Für den Bezwinger Stefan Bellmont war der klare Auftakt-Sieg (3:0) bei seiner 2. WM-Teilnahme im Londoner Alexandra Palace ein veritabler Coup. Für den Bezwungenen, den 5-fachen Weltmeister Raymond van Barneveld, dagegen kam der Ausgang einer persönlichen Schmach gleich.
Der Niederländer nimmt die Schlappe nun zum Anlass, um Tage danach ganz generell sowie voller Ernüchterung auf «ein vergeudetes Jahr» zurückzublicken – und zu einer schonungslosen Selbstkritik auszuholen.
Finanziell auf eine Fortsetzung der Karriere angewiesen
«Weihnachten bedeutet mir dieses Jahr nichts. Ich habe nichts zu feiern», sagte er dem Portal NU.nl in seiner Heimat. Einen erneuten Rücktritt zieht der 58-Jährige nicht in Betracht, obschon er von verschiedensten Seiten dazu gedrängt wird. Primär aus finanziellen Gründen will er weitermachen. Im Dezember 2019 hatte van Barneveld seine Karriere schon einmal für ein knappes Jahr unterbrochen.
Gewinnen zählt allein. Dafür muss ab jetzt alles andere zurückstehen.
Sein Geständnis: «Ich habe zwar Millionen an Preisgeldern verdient, aber ein Grossteil davon ging an die Steuerbehörden und war für meine Scheidung und Reisekosten. Ich muss weitermachen.» Dass es einen radikalen Kurswechsel in mentaler wie körperlicher Hinsicht braucht, weiss der Niederländer. «Ich würde gern abnehmen und fitter werden, aber ich bin ziemlich faul», gibt er zu.
Er braucht Struktur und Disziplin
«Manchmal sitze ich tagelang auf dem Sofa, scrolle durch mein Handy und tue nichts.

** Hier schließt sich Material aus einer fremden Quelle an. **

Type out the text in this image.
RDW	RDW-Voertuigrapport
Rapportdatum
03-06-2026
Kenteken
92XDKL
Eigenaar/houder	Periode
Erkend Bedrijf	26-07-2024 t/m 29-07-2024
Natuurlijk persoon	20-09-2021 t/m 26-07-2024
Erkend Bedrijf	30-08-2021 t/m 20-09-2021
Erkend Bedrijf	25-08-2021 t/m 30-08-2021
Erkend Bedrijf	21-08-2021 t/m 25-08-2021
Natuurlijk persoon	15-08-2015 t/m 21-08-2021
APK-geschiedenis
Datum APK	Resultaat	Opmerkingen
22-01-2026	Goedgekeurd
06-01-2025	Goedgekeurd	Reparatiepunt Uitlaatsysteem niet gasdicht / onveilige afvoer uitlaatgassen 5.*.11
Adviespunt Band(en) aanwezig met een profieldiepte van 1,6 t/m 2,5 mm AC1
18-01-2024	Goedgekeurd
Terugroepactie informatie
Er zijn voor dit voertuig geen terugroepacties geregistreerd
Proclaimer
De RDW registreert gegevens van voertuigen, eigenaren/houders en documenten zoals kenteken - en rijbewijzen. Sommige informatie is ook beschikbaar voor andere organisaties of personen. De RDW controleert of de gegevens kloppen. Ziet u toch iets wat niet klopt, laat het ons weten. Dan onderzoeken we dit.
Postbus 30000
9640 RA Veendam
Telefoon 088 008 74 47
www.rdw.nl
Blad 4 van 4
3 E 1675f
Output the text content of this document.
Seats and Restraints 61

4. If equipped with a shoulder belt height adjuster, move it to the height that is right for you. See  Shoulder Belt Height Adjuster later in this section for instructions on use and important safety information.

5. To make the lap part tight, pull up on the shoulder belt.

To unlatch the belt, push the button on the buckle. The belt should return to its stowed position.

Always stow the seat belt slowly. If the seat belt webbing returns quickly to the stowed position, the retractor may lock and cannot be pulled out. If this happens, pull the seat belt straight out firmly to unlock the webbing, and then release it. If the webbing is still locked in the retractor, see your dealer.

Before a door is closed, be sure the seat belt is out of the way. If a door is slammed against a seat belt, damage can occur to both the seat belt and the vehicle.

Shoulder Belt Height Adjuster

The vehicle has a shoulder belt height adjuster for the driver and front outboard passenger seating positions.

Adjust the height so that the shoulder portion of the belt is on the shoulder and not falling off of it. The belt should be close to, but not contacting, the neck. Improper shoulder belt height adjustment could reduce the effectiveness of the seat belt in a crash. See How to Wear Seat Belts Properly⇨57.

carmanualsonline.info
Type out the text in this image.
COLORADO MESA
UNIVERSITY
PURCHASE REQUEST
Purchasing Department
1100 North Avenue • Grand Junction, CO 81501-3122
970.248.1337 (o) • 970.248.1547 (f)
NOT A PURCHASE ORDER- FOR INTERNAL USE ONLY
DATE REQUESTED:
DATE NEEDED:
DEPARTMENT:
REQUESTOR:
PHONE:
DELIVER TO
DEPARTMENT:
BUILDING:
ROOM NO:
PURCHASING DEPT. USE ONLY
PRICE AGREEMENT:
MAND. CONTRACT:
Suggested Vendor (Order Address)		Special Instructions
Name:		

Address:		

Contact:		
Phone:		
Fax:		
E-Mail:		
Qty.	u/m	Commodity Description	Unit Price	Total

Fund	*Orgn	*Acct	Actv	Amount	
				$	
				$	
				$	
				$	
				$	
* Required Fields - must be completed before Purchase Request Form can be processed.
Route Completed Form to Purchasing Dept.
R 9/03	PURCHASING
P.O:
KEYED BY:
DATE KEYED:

Ich brauche jemanden, der mich von der Couch holt.» Seit Jahren gelinge es ihm nicht, sich selbst «einen Tritt in den Hintern zu verpassen». Einen solchen erhielt er an der WM vor versammelter Menge vom Zuger Bellmont – und mag dieses Verdikt nun also nicht einfach so hinnehmen.
Er wünscht sich einen «Antreiber», einen Begleiter, um seinen Motivationsproblemen entgegenwirken zu können. Jemanden, der sage: «Herr van Barneveld, auch Sie müssen einen ordentlichen Arbeitstag von 9:00 bis 17:00 Uhr absolvieren, genau wie jeder andere Bürger. Danach ist Freizeit.» Das Problem? Diese Person müsse mit ihm umgehen können. «Ich bin nach Niederlagen nicht gerade gut gelaunt», sagte er. Dazu koste ein solcher Mentor 2000 bis 4000 Euro monatlich. «Wenn man selbst nicht viel Preisgeld gewinnt, muss man eben drauflegen.»
Van Barneveld erlebe vielleicht noch zwei Weltmeisterschaften, «ausser ich qualifiziere mich dafür nicht mehr. Dann ist der Spass schnell vorbei». Ihm habe kürzlich jemand gesagt, dass er einfach das Werfen geniessen solle – aber: «Das ist das Dümmste, was man mir sagen kann. Gewinnen zählt allein. Dafür muss ab jetzt alles andere zurückstehen.»